RJ Scaringe, CEO of Rivian (RIVN), sat down with Charlie Coldicott, head of global automotive research at Redburn, to discuss demand, supply chain constraints, the R2 platform, profitability, and more.
Rivian exploded on the scene last year as one of the most intriguing electric vehicle (EV) makers after going public on the NASDAQ exchange..
Investors rushed in to get their share of the future of the auto industry, pushing Rivian’s market cap well over $100 billion, surpassing both Ford (F) and General Motors (GM). Since then, Rivian has fallen back to reality as have most unprofitable, growth companies with a still respectable current market cap of around $26 billion.
However, with RIVN stock is down 72% this year many investors are wondering how Rivian lost almost three-fourths of its value.
To be fair, it’s mostly outside of Rivian’s control. Rising interest rates, geopolitical tension, and supply chain bottlenecks have slowed Rivian’s momentum while presenting hurdles for the company’s future.
In spite of this, Rivian is plowing ahead, confident it has what it takes to not only succeed but thrive in the evolving auto industry. In the third quarter, Rivian said it has produced over 15,000 EVs since the start of production while reaffirming its 2022 25,000 unit goal multiple times.
Although the company is confident, investors are more hesitant, wondering if and when Rivian will turn a profit and how it gets there.
Rivian’s CEO RJ Scaringe sat down at Redburn’s CEO Conference to discuss the road to profitability, overcoming supply chain hurdles, the upcoming R2 platform, and more.

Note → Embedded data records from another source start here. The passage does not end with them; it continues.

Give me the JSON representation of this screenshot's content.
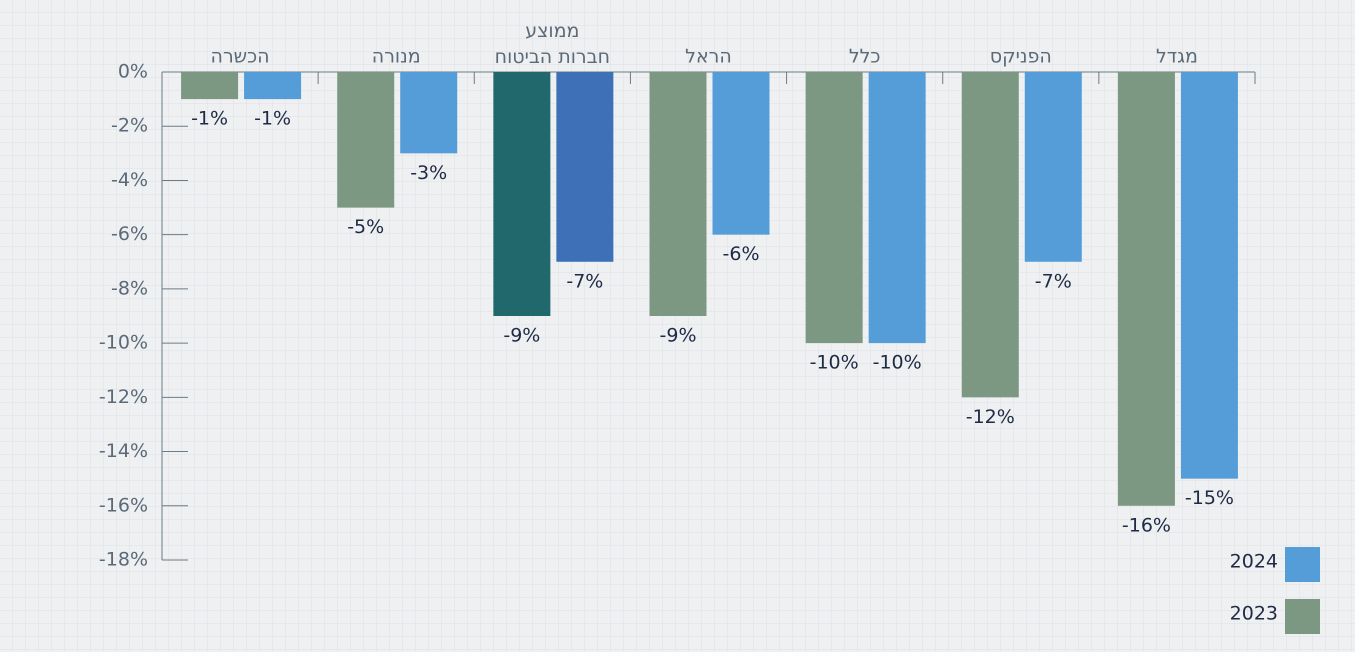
{
  "chart_data": {
    "type": "bar",
    "categories": [
      "הכשרה",
      "מנורה",
      "ממוצע\nחברות הביטוח",
      "הראל",
      "כלל",
      "הפניקס",
      "מגדל"
    ],
    "series": [
      {
        "name": "2023",
        "color": "#7d9882",
        "colors": [
          "#7d9882",
          "#7d9882",
          "#21686c",
          "#7d9882",
          "#7d9882",
          "#7d9882",
          "#7d9882"
        ],
        "values": [
          -1,
          -5,
          -9,
          -9,
          -10,
          -12,
          -16
        ],
        "value_labels": [
          "-1%",
          "-5%",
          "-9%",
          "-9%",
          "-10%",
          "-12%",
          "-16%"
        ]
      },
      {
        "name": "2024",
        "color": "#559dd8",
        "colors": [
          "#559dd8",
          "#559dd8",
          "#3e70b8",
          "#559dd8",
          "#559dd8",
          "#559dd8",
          "#559dd8"
        ],
        "values": [
          -1,
          -3,
          -7,
          -6,
          -10,
          -7,
          -15
        ],
        "value_labels": [
          "-1%",
          "-3%",
          "-7%",
          "-6%",
          "-10%",
          "-7%",
          "-15%"
        ]
      }
    ],
    "ylim": [
      -18,
      0
    ],
    "yticks": [
      {
        "value": 0,
        "label": "0%"
      },
      {
        "value": -2,
        "label": "-2%"
      },
      {
        "value": -4,
        "label": "-4%"
      },
      {
        "value": -6,
        "label": "-6%"
      },
      {
        "value": -8,
        "label": "-8%"
      },
      {
        "value": -10,
        "label": "-10%"
      },
      {
        "value": -12,
        "label": "-12%"
      },
      {
        "value": -14,
        "label": "-14%"
      },
      {
        "value": -16,
        "label": "-16%"
      },
      {
        "value": -18,
        "label": "-18%"
      }
    ],
    "legend": "bottom-right"
  }
}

Demand for Rivian vehicles
Despite concerns over a slowing auto industry, Scaringe says he is confident the company can sell everything it makes with a strong order backlog that stretches into 2024.
Even recently, Scaringe notes, the company is seeing a strong order intake for Rivian vehicles. The company is trying to manage its backlog because too long a wait can deter new buyers. One way of influencing orders is with price changes, which the company did in March.
Scaringe says there’s still room to stretch prices with different options, such as dual or quad motors. He adds Rivian’s unique capabilities continue driving demand.
Establishing its supply chain for the future
As the US and world venture toward 100% EV adoption, Scaringe says the least talked about hurdle is battery materials.
With nearly every automaker transitioning to an all-electric portfolio, demand for critical battery materials is skyrocketing, pushing prices higher. For example, lithium and nickel, two essential minerals for electric vehicles, are up significantly this year.
Establishing a consistent supply, Scaringe says, can take time with multiyear projects that need to come online. For this reason, it’s crucial to lock in capacity now for future production.
To that end, Scaringe says Rivian is building a “portfolio of relationships” for different setups. He adds that the recently passed Inflation Reduction Act supports domestic investments, which will help drive EV growth and ease the transition.
In the most recent quarter, Rivian’s losses widened to $1.7 billion as the EV maker scales production. The company noted in its Q3 shareholder letter:
As we produce vehicles at low volumes on production lines designed for higher volumes, we have and will continue to experience negative gross profit related to labor, depreciation, and overhead costs.
Scaringe says it has been a “challenging year” with Rivian launching four products (two versions of the EV van, the R1T, and the R1S). Launching one vehicle is tough, but launching four is complex.
The company has experienced “unforeseen challenges” as a result, setting production back. To overcome this, Rivian’s CEO says it has first worked to establish the supply chains necessary. And now, it’s focusing on ramping production consistently.
As Rivian mentioned above, it has identified a few of these challenges (capital efficiency) and is now working to address them. For example, the company has added a second production shift to accelerate production.
Although the company is working hard to address these factors, Rivian is not out of the woods yet. The challenges are “well understood,” as Scaringe puts it, but they will still face hurdles while scaling.
Rivian has noted it has sufficient capital until at least 2025. This year, the EV start-up has focused primarily on scaling production. In 2023, Scaringe says, Rivian will work to reduce costs and drive volume, which will steer them toward positive gross margins.
The company is looking at all ways to maximize efficiency and cut costs wherever needed. For example, Rivian reduced its head count earlier this year and has streamlined many processes for its R1 models.
Rivian plans to launch its next-generation EV architecture, the R2 platform, in 2026. But the company is already getting excited about the opportunity it will bring Rivian and EV buyers.
Scaringe says the R2 platform showcases the best of Rivian’s qualities, such as:
Although Rivian is targeting a lower price point, it will “still be very much a Rivian” as the company plans for significant demand. The company plans to implement the same “simplicity” it has learned to use with the R1 series.
The R2 platform is designed to be a much higher volume architecture and will launch in multiple global markets, according to Scaringe.
Perhaps most tantalizing for current Rivian owners, Scaringe noted that OTA software updates would allow for range improvements and that range improvements to the whole lineup were coming next year.